# Bachmann-Dynamis and 5-A-Booster Districts



## RT_Coker (Dec 6, 2012)

[This is should only be of interest to users who already have a Bachmann/Dynamis and Bachmann-5-Amp-Booster(s). You should not attempt to use this solution or a similar one if you do not understand DCC-phase-alignment of DCC power-stations in the DCC-powered-track-districts, or do not fully understand the risks of using an unsupported-user-solution.] 

This is my way to use a Dynamis with its booster to create two separately powered DCC districts. I want to be able to drive a locomotive back and forth from my booster powered “Layout” district and my “Command”/”Programming” or “Service” distinct without extra “off-track” circuits. (This solution may also be applicable to the Dynamis with ProBox but that will be up to another user, I don’t have one or plan on getting one.)

“Service” district is powered from Dynamis. “Layout” district is powered from Booster. The “Service” district is separated from the “Layout” district by a “Transition” district. An open-double-gap separates the “Transition” district from the “Service” district. A connected-double-gap (two 1 ohm 5 watt resistors) separates the “Transition” district from the “Layout” district. This extra connected-double-gap is my attempt to safely use the two “power stations” that may have different output voltages. In other words: (Dead-end) “Service” district <---> open-double-gap <---> locomotive length “Transition” district <---> connected-double-gap <---> “Layout” district.

1) All power is DCC +- with phase-polarity correct connections to track.

2) A single locomotive (with no cars) is driven across from the “Layout” through “Transition” to the “Service” district. 

3) No commands (especially “stop”) should be issued from Dynamis while a locomotive (or anything that conducts) is across the open-double-gap. Dynamis may become confused and output a DC-signal causing DC-locomotive-runaways on the “Layout”.

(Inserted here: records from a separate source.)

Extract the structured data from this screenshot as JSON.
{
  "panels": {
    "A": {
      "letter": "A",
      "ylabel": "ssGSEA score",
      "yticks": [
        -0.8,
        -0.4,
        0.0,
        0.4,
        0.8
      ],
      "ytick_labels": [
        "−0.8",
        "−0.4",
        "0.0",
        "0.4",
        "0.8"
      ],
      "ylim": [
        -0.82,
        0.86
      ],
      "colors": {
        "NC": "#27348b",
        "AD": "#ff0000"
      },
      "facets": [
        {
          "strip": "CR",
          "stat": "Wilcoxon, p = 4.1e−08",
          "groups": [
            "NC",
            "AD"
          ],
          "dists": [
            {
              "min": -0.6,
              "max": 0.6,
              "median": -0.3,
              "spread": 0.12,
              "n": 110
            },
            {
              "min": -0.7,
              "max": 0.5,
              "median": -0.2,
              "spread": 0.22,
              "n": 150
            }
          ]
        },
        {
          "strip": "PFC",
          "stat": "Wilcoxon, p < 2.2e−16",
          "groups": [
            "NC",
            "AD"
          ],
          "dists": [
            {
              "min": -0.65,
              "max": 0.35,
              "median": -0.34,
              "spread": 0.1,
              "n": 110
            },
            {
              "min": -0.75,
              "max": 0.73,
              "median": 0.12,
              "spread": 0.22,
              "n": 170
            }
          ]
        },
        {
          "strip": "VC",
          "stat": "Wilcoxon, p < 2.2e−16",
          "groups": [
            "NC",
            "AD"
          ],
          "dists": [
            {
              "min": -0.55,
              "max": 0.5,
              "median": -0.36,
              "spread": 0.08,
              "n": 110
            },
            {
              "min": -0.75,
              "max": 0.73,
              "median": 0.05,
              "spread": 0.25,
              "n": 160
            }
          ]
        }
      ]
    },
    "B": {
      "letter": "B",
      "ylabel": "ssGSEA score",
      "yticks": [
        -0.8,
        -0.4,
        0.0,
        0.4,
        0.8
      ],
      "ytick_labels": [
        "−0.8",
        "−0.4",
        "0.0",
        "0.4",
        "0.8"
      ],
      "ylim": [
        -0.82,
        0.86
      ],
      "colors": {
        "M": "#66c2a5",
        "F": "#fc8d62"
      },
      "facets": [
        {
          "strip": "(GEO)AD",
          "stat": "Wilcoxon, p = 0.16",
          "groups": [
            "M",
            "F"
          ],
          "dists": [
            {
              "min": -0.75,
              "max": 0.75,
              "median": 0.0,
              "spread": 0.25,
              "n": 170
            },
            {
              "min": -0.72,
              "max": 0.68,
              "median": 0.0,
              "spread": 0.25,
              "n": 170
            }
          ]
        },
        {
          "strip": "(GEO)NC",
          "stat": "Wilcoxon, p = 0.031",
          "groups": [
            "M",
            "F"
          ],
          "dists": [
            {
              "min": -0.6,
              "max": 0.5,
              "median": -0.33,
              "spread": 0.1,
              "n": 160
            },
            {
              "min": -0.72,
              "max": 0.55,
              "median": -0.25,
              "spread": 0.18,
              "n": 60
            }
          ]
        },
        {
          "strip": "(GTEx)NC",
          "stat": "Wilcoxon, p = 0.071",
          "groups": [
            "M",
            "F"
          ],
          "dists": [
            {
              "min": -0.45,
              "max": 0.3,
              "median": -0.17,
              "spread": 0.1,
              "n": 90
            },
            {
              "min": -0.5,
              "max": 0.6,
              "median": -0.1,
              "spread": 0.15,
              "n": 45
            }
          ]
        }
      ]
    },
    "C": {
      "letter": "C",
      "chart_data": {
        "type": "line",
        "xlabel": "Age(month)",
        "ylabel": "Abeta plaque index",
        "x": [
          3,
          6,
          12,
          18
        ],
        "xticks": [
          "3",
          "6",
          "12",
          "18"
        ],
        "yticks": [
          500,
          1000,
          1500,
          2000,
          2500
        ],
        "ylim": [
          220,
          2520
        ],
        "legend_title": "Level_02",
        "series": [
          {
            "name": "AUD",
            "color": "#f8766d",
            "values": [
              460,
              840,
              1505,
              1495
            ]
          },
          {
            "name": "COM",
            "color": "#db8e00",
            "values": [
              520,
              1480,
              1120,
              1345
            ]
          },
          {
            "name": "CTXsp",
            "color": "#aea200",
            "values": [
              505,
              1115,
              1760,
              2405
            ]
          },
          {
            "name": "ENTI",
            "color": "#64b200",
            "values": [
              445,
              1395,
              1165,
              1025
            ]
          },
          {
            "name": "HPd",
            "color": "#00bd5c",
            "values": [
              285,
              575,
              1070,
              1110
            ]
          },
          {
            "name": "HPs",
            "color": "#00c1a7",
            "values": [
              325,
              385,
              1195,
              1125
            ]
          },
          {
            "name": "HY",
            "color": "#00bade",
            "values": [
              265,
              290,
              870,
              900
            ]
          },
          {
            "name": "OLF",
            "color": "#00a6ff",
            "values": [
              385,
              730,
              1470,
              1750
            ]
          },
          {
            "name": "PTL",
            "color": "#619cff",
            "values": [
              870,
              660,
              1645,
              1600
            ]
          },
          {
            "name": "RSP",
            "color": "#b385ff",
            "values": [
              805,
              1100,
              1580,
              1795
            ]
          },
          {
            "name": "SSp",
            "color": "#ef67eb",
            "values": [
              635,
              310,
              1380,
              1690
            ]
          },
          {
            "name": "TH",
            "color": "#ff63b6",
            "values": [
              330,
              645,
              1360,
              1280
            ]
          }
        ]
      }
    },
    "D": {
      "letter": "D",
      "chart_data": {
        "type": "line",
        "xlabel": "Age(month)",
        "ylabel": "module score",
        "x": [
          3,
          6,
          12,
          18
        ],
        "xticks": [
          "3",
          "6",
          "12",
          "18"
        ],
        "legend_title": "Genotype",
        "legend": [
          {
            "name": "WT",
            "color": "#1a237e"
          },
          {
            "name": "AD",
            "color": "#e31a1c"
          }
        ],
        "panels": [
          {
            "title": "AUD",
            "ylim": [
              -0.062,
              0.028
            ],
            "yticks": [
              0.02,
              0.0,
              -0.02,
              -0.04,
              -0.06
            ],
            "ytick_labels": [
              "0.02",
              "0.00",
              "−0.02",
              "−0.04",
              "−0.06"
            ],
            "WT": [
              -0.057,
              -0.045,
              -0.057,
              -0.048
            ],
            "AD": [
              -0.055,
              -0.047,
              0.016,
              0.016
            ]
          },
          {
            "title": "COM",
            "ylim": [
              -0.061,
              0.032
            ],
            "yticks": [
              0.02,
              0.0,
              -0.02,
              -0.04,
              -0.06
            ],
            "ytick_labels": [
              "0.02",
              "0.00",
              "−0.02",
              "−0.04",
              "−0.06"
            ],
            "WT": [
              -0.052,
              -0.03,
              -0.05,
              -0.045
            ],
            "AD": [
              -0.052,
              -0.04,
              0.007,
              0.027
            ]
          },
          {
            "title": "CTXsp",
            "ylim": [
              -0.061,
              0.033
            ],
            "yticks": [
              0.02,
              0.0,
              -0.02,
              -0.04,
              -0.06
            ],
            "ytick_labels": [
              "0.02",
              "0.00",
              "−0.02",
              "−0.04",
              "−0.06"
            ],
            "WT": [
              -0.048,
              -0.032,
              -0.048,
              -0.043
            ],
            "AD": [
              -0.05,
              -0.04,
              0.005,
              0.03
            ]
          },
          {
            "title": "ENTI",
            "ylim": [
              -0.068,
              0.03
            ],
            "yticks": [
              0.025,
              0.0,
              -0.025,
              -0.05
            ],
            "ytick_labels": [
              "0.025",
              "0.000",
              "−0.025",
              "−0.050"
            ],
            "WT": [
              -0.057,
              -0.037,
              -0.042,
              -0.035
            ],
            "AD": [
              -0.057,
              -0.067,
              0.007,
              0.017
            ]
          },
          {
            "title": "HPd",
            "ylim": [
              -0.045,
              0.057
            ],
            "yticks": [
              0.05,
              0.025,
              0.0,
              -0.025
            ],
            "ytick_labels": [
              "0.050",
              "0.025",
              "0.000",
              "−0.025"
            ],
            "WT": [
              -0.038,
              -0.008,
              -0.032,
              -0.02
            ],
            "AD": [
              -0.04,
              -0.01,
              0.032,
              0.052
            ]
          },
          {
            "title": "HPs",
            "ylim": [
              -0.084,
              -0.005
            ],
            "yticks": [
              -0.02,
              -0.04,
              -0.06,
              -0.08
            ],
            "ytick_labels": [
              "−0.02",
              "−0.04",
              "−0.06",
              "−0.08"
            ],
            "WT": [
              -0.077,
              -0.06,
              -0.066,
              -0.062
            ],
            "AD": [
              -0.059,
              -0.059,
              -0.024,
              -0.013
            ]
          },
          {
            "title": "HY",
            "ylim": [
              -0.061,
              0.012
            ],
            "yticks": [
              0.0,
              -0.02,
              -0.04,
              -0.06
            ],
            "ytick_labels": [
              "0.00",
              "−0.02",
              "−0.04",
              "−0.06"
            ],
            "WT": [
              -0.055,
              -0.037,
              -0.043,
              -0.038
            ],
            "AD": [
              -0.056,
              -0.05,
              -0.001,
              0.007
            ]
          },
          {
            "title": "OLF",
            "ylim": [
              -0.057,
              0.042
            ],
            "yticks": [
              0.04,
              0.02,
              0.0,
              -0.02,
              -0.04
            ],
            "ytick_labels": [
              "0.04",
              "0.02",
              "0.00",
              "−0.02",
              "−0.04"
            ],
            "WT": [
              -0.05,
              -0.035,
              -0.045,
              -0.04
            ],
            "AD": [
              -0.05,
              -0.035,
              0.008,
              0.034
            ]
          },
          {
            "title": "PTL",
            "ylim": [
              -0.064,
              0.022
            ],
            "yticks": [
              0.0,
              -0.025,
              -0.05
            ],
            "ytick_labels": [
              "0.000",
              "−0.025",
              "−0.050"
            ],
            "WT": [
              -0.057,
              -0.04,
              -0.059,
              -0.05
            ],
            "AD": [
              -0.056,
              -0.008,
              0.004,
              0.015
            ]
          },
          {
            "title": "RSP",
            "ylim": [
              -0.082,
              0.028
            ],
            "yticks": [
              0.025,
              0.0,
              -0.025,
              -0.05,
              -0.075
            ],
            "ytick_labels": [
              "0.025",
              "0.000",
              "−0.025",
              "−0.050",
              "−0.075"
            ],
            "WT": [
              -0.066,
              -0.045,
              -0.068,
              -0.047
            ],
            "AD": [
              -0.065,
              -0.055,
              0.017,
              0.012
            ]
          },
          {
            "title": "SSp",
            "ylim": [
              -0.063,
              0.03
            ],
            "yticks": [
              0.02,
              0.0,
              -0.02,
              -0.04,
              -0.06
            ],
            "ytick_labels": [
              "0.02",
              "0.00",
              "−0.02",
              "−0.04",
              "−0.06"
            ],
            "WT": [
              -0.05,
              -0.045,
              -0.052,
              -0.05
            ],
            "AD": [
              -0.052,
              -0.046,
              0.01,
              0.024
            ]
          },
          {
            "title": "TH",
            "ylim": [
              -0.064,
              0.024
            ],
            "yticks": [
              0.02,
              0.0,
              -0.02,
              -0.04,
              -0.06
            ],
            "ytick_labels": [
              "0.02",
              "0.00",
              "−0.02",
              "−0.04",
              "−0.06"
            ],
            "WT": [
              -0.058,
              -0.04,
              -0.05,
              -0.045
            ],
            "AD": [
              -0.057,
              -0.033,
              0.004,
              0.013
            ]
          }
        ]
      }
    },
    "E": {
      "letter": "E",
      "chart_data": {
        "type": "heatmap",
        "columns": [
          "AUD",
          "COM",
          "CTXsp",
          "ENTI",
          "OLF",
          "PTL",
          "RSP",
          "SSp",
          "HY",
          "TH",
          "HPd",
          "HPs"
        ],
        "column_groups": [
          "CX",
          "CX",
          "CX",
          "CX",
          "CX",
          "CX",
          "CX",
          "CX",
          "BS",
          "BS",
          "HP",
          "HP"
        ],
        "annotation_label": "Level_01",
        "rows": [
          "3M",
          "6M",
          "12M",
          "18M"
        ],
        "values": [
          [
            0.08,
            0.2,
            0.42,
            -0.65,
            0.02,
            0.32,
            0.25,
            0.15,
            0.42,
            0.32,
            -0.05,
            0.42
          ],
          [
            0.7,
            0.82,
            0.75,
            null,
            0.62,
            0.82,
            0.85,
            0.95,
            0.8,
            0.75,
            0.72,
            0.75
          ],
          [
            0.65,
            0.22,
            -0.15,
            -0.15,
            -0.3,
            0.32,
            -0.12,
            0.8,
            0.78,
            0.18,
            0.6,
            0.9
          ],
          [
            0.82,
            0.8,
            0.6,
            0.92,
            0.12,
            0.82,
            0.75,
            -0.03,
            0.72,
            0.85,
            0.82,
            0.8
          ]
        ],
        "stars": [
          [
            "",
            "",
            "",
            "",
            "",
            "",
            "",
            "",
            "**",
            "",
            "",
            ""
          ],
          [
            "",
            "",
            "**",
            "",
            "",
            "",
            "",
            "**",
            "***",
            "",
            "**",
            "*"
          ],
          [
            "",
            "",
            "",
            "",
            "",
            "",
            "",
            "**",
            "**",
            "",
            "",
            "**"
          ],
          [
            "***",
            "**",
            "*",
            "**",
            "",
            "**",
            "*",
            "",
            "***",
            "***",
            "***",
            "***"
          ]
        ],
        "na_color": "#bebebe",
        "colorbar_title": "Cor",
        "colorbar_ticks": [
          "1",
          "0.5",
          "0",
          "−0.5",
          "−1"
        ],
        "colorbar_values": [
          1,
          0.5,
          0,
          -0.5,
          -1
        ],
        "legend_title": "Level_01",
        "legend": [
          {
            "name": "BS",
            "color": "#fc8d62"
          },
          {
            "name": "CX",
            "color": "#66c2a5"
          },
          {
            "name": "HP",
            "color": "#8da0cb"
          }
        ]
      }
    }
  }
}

4) Power down the Booster before entering (and while doing) any service-mode programming with Dynamis.

5) Locomotives (or anything else) with staggered wheel power pickups should never be across the open-double-gap. There is no known “Power Station Common” connection between the Dynamis and the Booster in this setup.

6) Nothing that conducts should be across the open-double-gap while the Dynamis is powered-on, and the booster is powered-off or is powered-on and not getting a valid DCC-signal.

[The the “Transition” district and the connected-double-gap (two 1 ohm 5 watt resistors) may be unnecessary. You can try this at your own risk.]

[If this is confusing to you, it does not mean that there is anything wrong with you. It most likely means that you should be using one of the more common and safer solutions of adding switch(s) and extra wire(s).]

{I am on this forum because I do NOT trust the Bachmann/USA forum!}


----------